Employers warned against pensions inducements

The Pensions Regulator has said that employers should not apply “improper” pressure to persuade members to move from one pension scheme to another.

David Norgrove, the regulator’s chairman, was addressing a conference of the National Association of Pension Funds (NAPF) when he identified a number of tactics used by employers to tempt employees to shift from final salary schemes to defined contribution schemes.

The tactics include offers to pay for pensions advice provided that the advice is taken; constant emails and phone calls; suggestions that the future of the final salary scheme is uncertain and that members should consider transferring; and inferences that members need to make a quick decision on transferring in order to take advantage of a beneficial offer.
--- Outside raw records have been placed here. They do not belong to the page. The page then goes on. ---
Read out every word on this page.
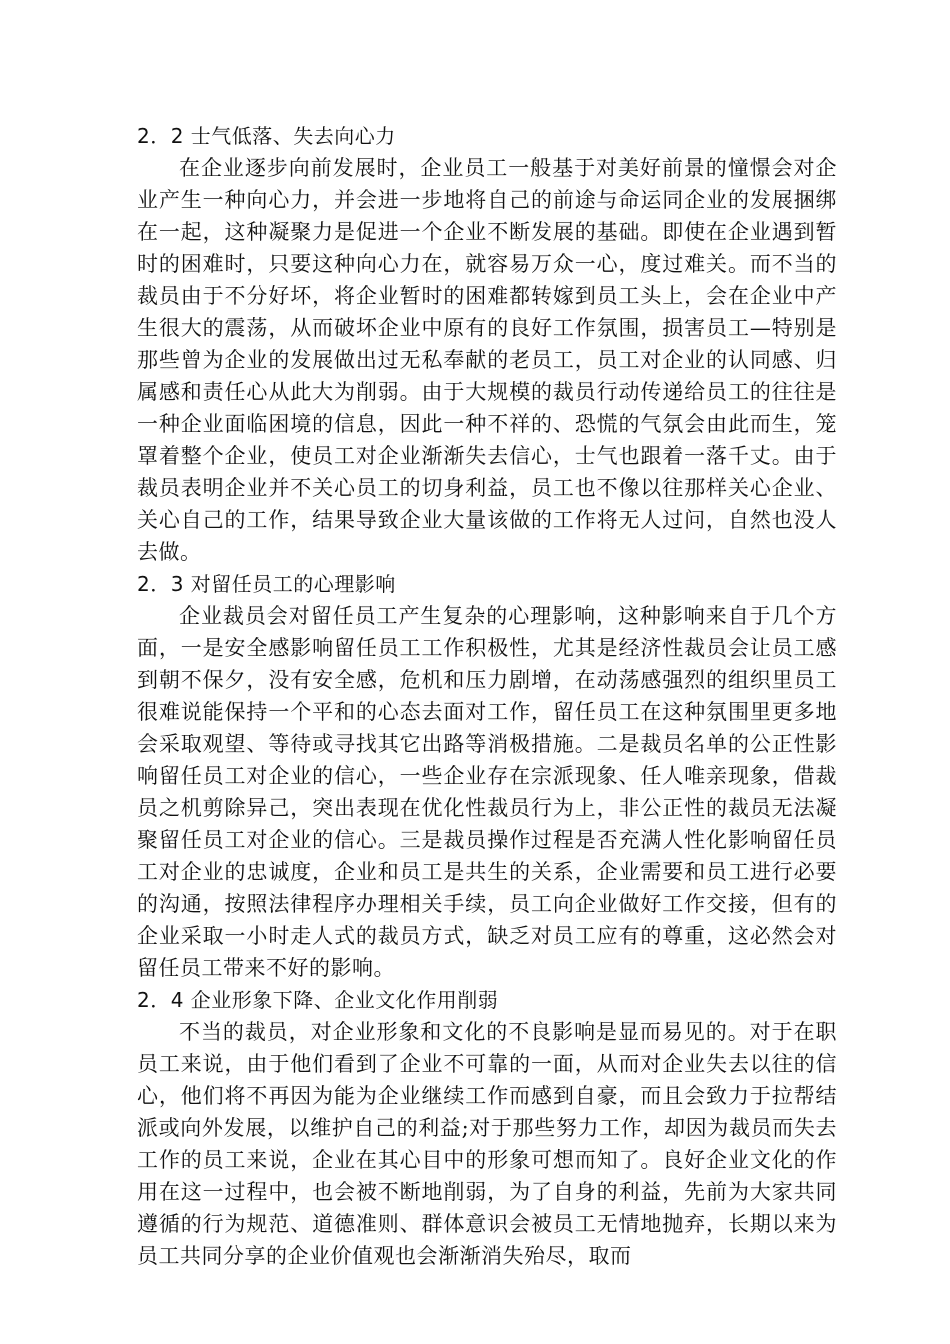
2．2 士气低落、失去向心力

在企业逐步向前发展时，企业员工一般基于对美好前景的憧憬会对企业产生一种向心力，并会进一步地将自己的前途与命运同企业的发展捆绑在一起，这种凝聚力是促进一个企业不断发展的基础。即使在企业遇到暂时的困难时，只要这种向心力在，就容易万众一心，度过难关。而不当的裁员由于不分好坏，将企业暂时的困难都转嫁到员工头上，会在企业中产生很大的震荡，从而破坏企业中原有的良好工作氛围，损害员工—特别是那些曾为企业的发展做出过无私奉献的老员工，员工对企业的认同感、归属感和责任心从此大为削弱。由于大规模的裁员行动传递给员工的往往是一种企业面临困境的信息，因此一种不祥的、恐慌的气氛会由此而生，笼罩着整个企业，使员工对企业渐渐失去信心，士气也跟着一落千丈。由于裁员表明企业并不关心员工的切身利益，员工也不像以往那样关心企业、关心自己的工作，结果导致企业大量该做的工作将无人过问，自然也没人去做。

2．3 对留任员工的心理影响

企业裁员会对留任员工产生复杂的心理影响，这种影响来自于几个方面，一是安全感影响留任员工工作积极性，尤其是经济性裁员会让员工感到朝不保夕，没有安全感，危机和压力剧增，在动荡感强烈的组织里员工很难说能保持一个平和的心态去面对工作，留任员工在这种氛围里更多地会采取观望、等待或寻找其它出路等消极措施。二是裁员名单的公正性影响留任员工对企业的信心，一些企业存在宗派现象、任人唯亲现象，借裁员之机剪除异己，突出表现在优化性裁员行为上，非公正性的裁员无法凝聚留任员工对企业的信心。三是裁员操作过程是否充满人性化影响留任员工对企业的忠诚度，企业和员工是共生的关系，企业需要和员工进行必要的沟通，按照法律程序办理相关手续，员工向企业做好工作交接，但有的企业采取一小时走人式的裁员方式，缺乏对员工应有的尊重，这必然会对留任员工带来不好的影响。

2．4 企业形象下降、企业文化作用削弱

不当的裁员，对企业形象和文化的不良影响是显而易见的。对于在职员工来说，由于他们看到了企业不可靠的一面，从而对企业失去以往的信心，他们将不再因为能为企业继续工作而感到自豪，而且会致力于拉帮结派或向外发展，以维护自己的利益;对于那些努力工作，却因为裁员而失去工作的员工来说，企业在其心目中的形象可想而知了。良好企业文化的作用在这一过程中，也会被不断地削弱，为了自身的利益，先前为大家共同遵循的行为规范、道德准则、群体意识会被员工无情地抛弃，长期以来为员工共同分享的企业价值观也会渐渐消失殆尽，取而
Although Mr Norgrove conceded that such tactics were legal in the strictest sense, he said that they might well contravene the rules as laid down by the Financial Services Authority (FSA).

Mr Norgove said: “Many members are likely to be strongly influenced in their decision to transfer by the immediate prospect of receiving an attractive amount of cash – or by an offer which contrasts an ‘enhanced’ transfer value with a pension from an under-funded scheme.

“What is not often not explained or understood is that the term ‘enhanced’ may be misleading or misunderstood – as the sum being enhanced may first have been heavily discounted. Or that they are moving from a defined benefit scheme backed by a sponsor to a defined contribution scheme where they themselves bear all the risks.”